对于我的用例来说,最有效的位向量压缩方法是什么?
我正在研究计算生物学的一个项目,我需要存储许多序列之间不同的基因座索引。目前,我正在使用 B+Tree 来实现此目的,但我想对于这样的用例,使用位图索引会更快:两个序列之间只有少量位点不同,平均为 1%,并且它们沿序列几乎均匀分布;所以看起来位图索引压缩还有很大的空间。 我的问题是,我无法设法找到一种有效的压缩方法:
- 允许快速单独位设置/取消设置
- 允许对位图进行有效范围查询
- 可能允许两个索引的快速异或/与
提前谢谢您的建议。
I'm working on a project in computational biology and I need to store an index of locuses that differ between many sequences. For now, I'm using a B+Tree for that purpose, but I guess using a bitmap index would be way faster for such a use case : only a small number of locus differ between two sequences, 1% on average, and they are nearly equally distributed along the sequence; so it seems like there is a lot of room for bitmap index compression.

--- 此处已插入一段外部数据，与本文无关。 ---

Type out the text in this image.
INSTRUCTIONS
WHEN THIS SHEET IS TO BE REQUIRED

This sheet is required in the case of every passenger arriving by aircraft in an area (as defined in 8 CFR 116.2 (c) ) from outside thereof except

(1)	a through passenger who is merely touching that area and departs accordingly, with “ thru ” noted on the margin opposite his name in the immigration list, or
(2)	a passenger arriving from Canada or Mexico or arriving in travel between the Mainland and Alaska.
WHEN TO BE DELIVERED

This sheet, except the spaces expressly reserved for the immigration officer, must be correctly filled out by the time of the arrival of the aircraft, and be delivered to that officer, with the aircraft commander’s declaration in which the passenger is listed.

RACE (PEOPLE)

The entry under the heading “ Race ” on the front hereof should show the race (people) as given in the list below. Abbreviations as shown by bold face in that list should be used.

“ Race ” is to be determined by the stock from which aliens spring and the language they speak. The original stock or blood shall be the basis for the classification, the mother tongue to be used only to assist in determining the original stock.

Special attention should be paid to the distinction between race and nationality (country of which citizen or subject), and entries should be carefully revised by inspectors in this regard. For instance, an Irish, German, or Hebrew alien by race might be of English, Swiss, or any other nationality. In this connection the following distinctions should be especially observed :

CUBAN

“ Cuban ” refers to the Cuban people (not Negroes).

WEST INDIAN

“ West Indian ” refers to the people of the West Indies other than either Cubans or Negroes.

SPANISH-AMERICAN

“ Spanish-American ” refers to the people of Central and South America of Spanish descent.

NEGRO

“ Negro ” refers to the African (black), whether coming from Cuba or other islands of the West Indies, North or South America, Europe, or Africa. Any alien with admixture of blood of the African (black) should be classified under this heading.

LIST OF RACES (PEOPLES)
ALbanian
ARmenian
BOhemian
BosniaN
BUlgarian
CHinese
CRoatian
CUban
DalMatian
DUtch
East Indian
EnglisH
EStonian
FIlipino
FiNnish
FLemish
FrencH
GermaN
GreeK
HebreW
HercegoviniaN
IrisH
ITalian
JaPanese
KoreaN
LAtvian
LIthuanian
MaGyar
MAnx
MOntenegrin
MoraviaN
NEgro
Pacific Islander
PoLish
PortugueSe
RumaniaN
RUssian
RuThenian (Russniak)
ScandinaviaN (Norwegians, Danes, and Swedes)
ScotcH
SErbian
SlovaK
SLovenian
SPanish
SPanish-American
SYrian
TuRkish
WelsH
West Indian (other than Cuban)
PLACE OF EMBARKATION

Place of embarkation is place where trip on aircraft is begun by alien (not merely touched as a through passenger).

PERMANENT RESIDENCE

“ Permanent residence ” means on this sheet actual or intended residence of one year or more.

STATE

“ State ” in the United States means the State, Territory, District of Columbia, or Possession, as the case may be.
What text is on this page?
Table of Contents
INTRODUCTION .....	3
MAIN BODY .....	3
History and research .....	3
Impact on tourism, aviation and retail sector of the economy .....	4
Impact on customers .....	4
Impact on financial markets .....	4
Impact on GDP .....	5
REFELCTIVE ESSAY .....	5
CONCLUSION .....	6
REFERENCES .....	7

My problem is that I cannot manage to find a compression method that can efficiently:
- allow fast individual bit setting/unsetting
- permit efficient range queries over the bitmap
- possibly allow fast XOR-ing/AND-ing of two indexes
Thx in advance for your suggestions.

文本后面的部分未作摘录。